Turning Compliance into Competitive Advantage

Compliance is often perceived as a defensive measure. However, a proactive approach offers significant strategic benefits, for three primary reasons.

First, companies that embrace compliance early gain a reputation for trustworthiness and responsibility. In an era when consumers and partners demand ethical AI, transparency and fairness are differentiators. Businesses that demonstrate adherence to diverse regulations can position themselves as leaders in responsible innovation.

Second, proactive compliance reduces operational risk and legal exposure. By anticipating regulatory trends and embedding governance into core operations, businesses avoid costly disruptions and penalties. This foresight enables organizations to allocate resources efficiently, rather than scrambling to retrofit systems under regulatory pressure.

Third, compliance readiness creates opportunities for growth. Many government and other contracts, partnerships, and programs favor vendors with strong governance frameworks. Companies that align with best practices not only mitigate risk but also unlock new markets and revenue streams. In short, compliance is not a constraint – it is a catalyst for success.

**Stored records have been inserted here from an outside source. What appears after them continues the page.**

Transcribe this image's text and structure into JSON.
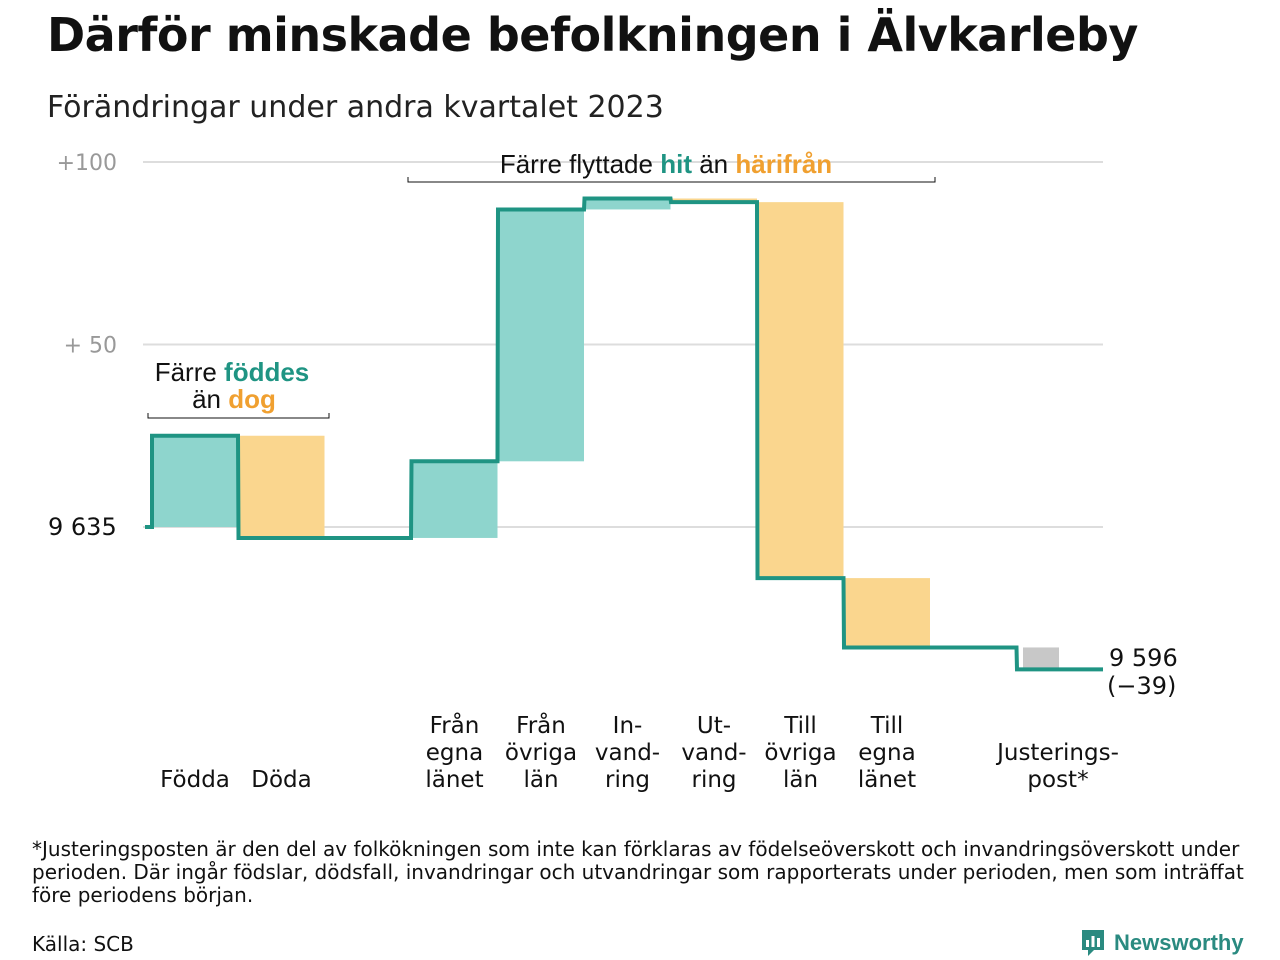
{
  "title": "Därför minskade befolkningen i Älvkarleby",
  "subtitle": "Förändringar under andra kvartalet 2023",
  "footnote": "*Justeringsposten är den del av folkökningen som inte kan förklaras av födelseöverskott och invandringsöverskott under perioden. Där ingår födslar, dödsfall, invandringar och utvandringar som rapporterats under perioden, men som inträffat före periodens början.",
  "source": "Källa: SCB",
  "logo_text": "Newsworthy",
  "colors": {
    "line": "#1f9483",
    "increase": "#8ed5cd",
    "decrease": "#fad68e",
    "adjustment": "#c8c8c8",
    "teal_text": "#1f9483",
    "orange_text": "#f0a030",
    "grid": "#dddddd",
    "tick": "#999999"
  },
  "annotations": {
    "births": {
      "line1_prefix": "Färre ",
      "line1_highlight": "föddes",
      "line2_prefix": "än ",
      "line2_highlight": "dog"
    },
    "migration": {
      "prefix": "Färre flyttade ",
      "highlight1": "hit",
      "middle": " än ",
      "highlight2": "härifrån"
    }
  },
  "chart_data": {
    "type": "waterfall",
    "start_value": 9635,
    "start_label": "9  635",
    "end_value": 9596,
    "end_label": "9 596",
    "end_change_label": "(−39)",
    "ytick_labels": [
      "+100",
      "+  50"
    ],
    "ytick_values": [
      100,
      50
    ],
    "ylim": [
      -53,
      107
    ],
    "grid": true,
    "categories": [
      {
        "label": [
          "Födda"
        ],
        "change": 25,
        "kind": "increase"
      },
      {
        "label": [
          "Döda"
        ],
        "change": -28,
        "kind": "decrease"
      },
      {
        "label": [],
        "change": 0,
        "kind": "gap"
      },
      {
        "label": [
          "Från",
          "egna",
          "länet"
        ],
        "change": 21,
        "kind": "increase"
      },
      {
        "label": [
          "Från",
          "övriga",
          "län"
        ],
        "change": 69,
        "kind": "increase"
      },
      {
        "label": [
          "In-",
          "vand-",
          "ring"
        ],
        "change": 3,
        "kind": "increase"
      },
      {
        "label": [
          "Ut-",
          "vand-",
          "ring"
        ],
        "change": -1,
        "kind": "decrease"
      },
      {
        "label": [
          "Till",
          "övriga",
          "län"
        ],
        "change": -103,
        "kind": "decrease"
      },
      {
        "label": [
          "Till",
          "egna",
          "länet"
        ],
        "change": -19,
        "kind": "decrease"
      },
      {
        "label": [],
        "change": 0,
        "kind": "gap"
      },
      {
        "label": [
          "Justerings-",
          "post*"
        ],
        "change": -6,
        "kind": "adjustment"
      }
    ]
  }
}
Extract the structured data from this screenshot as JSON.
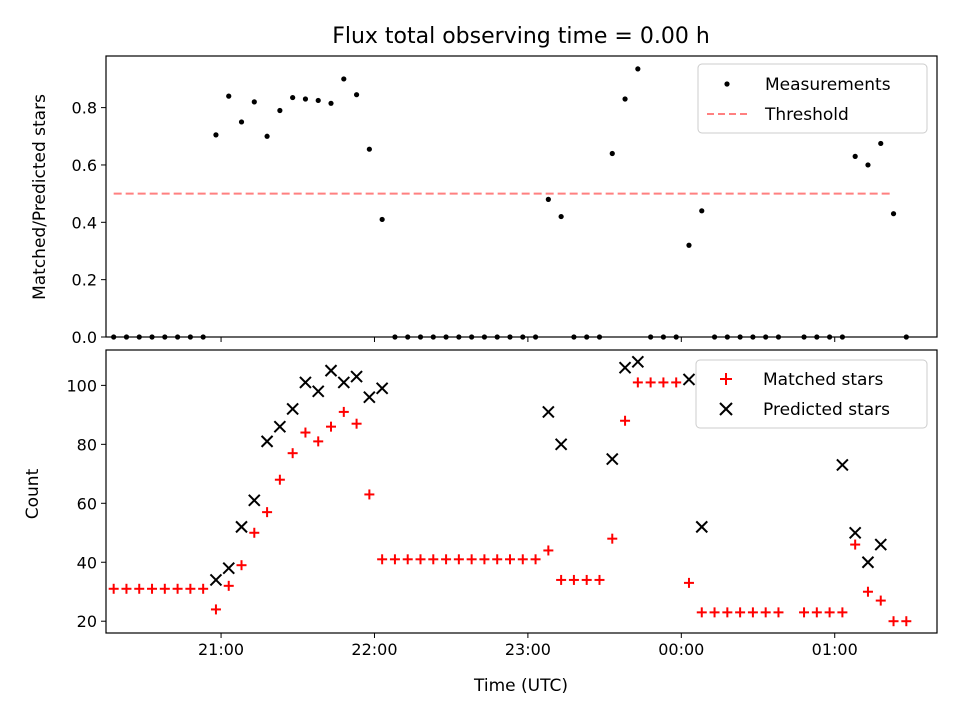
{
  "chart_data": [
    {
      "type": "scatter",
      "title": "Flux total observing time = 0.00 h",
      "xlabel": "",
      "ylabel": "Matched/Predicted stars",
      "ylim": [
        0,
        0.98
      ],
      "xlim": [
        "20:15",
        "01:40"
      ],
      "yticks": [
        "0.0",
        "0.2",
        "0.4",
        "0.6",
        "0.8"
      ],
      "legend_position": "top-right",
      "series": [
        {
          "name": "Measurements",
          "marker": "dot",
          "color": "#000000",
          "x": [
            "20:18",
            "20:23",
            "20:28",
            "20:33",
            "20:38",
            "20:43",
            "20:48",
            "20:53",
            "20:58",
            "21:03",
            "21:08",
            "21:13",
            "21:18",
            "21:23",
            "21:28",
            "21:33",
            "21:38",
            "21:43",
            "21:48",
            "21:53",
            "21:58",
            "22:03",
            "22:08",
            "22:13",
            "22:18",
            "22:23",
            "22:28",
            "22:33",
            "22:38",
            "22:43",
            "22:48",
            "22:53",
            "22:58",
            "23:03",
            "23:08",
            "23:13",
            "23:18",
            "23:23",
            "23:28",
            "23:33",
            "23:38",
            "23:43",
            "23:48",
            "23:53",
            "23:58",
            "00:03",
            "00:08",
            "00:13",
            "00:18",
            "00:23",
            "00:28",
            "00:33",
            "00:38",
            "00:48",
            "00:53",
            "00:58",
            "01:03",
            "01:08",
            "01:13",
            "01:18",
            "01:23",
            "01:28"
          ],
          "values": [
            0,
            0,
            0,
            0,
            0,
            0,
            0,
            0,
            0.705,
            0.84,
            0.75,
            0.82,
            0.7,
            0.79,
            0.835,
            0.83,
            0.825,
            0.815,
            0.9,
            0.845,
            0.655,
            0.41,
            0,
            0,
            0,
            0,
            0,
            0,
            0,
            0,
            0,
            0,
            0,
            0,
            0.48,
            0.42,
            0,
            0,
            0,
            0.64,
            0.83,
            0.935,
            0,
            0,
            0,
            0.32,
            0.44,
            0,
            0,
            0,
            0,
            0,
            0,
            0,
            0,
            0,
            0,
            0.63,
            0.6,
            0.675,
            0.43,
            0
          ]
        },
        {
          "name": "Threshold",
          "style": "dashed",
          "color": "#ff8080",
          "x": [
            "20:18",
            "01:23"
          ],
          "values": [
            0.5,
            0.5
          ]
        }
      ]
    },
    {
      "type": "scatter",
      "title": "",
      "xlabel": "Time (UTC)",
      "ylabel": "Count",
      "ylim": [
        16,
        112
      ],
      "xlim": [
        "20:15",
        "01:40"
      ],
      "yticks": [
        "20",
        "40",
        "60",
        "80",
        "100"
      ],
      "xticks": [
        "21:00",
        "22:00",
        "23:00",
        "00:00",
        "01:00"
      ],
      "legend_position": "top-right",
      "series": [
        {
          "name": "Matched stars",
          "marker": "plus",
          "color": "#ff0000",
          "x": [
            "20:18",
            "20:23",
            "20:28",
            "20:33",
            "20:38",
            "20:43",
            "20:48",
            "20:53",
            "20:58",
            "21:03",
            "21:08",
            "21:13",
            "21:18",
            "21:23",
            "21:28",
            "21:33",
            "21:38",
            "21:43",
            "21:48",
            "21:53",
            "21:58",
            "22:03",
            "22:08",
            "22:13",
            "22:18",
            "22:23",
            "22:28",
            "22:33",
            "22:38",
            "22:43",
            "22:48",
            "22:53",
            "22:58",
            "23:03",
            "23:08",
            "23:13",
            "23:18",
            "23:23",
            "23:28",
            "23:33",
            "23:38",
            "23:43",
            "23:48",
            "23:53",
            "23:58",
            "00:03",
            "00:08",
            "00:13",
            "00:18",
            "00:23",
            "00:28",
            "00:33",
            "00:38",
            "00:48",
            "00:53",
            "00:58",
            "01:03",
            "01:08",
            "01:13",
            "01:18",
            "01:23",
            "01:28"
          ],
          "values": [
            31,
            31,
            31,
            31,
            31,
            31,
            31,
            31,
            24,
            32,
            39,
            50,
            57,
            68,
            77,
            84,
            81,
            86,
            91,
            87,
            63,
            41,
            41,
            41,
            41,
            41,
            41,
            41,
            41,
            41,
            41,
            41,
            41,
            41,
            44,
            34,
            34,
            34,
            34,
            48,
            88,
            101,
            101,
            101,
            101,
            33,
            23,
            23,
            23,
            23,
            23,
            23,
            23,
            23,
            23,
            23,
            23,
            46,
            30,
            27,
            20,
            20
          ]
        },
        {
          "name": "Predicted stars",
          "marker": "x",
          "color": "#000000",
          "x": [
            "20:58",
            "21:03",
            "21:08",
            "21:13",
            "21:18",
            "21:23",
            "21:28",
            "21:33",
            "21:38",
            "21:43",
            "21:48",
            "21:53",
            "21:58",
            "22:03",
            "23:08",
            "23:13",
            "23:33",
            "23:38",
            "23:43",
            "00:03",
            "00:08",
            "01:03",
            "01:08",
            "01:13",
            "01:18"
          ],
          "values": [
            34,
            38,
            52,
            61,
            81,
            86,
            92,
            101,
            98,
            105,
            101,
            103,
            96,
            99,
            91,
            80,
            75,
            106,
            108,
            102,
            52,
            73,
            50,
            40,
            46
          ]
        }
      ]
    }
  ]
}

The interplay of global AI laws, domestic state regulations, and the Trump Administration’s Executive Order has created a regulatory environment that is both complex and uncertain. For business leaders, this is not a signal to retreat. It is a call to action. By implementing a structured process for AI adoption, embedding governance and accountability, and viewing compliance as an advantage, companies can navigate uncertainty with confidence and clarity. Those who act will not only mitigate risk but also position themselves as innovators in an evolving marketplace. In this era of AI, successful leadership will be defined by such strategic planning and foresight.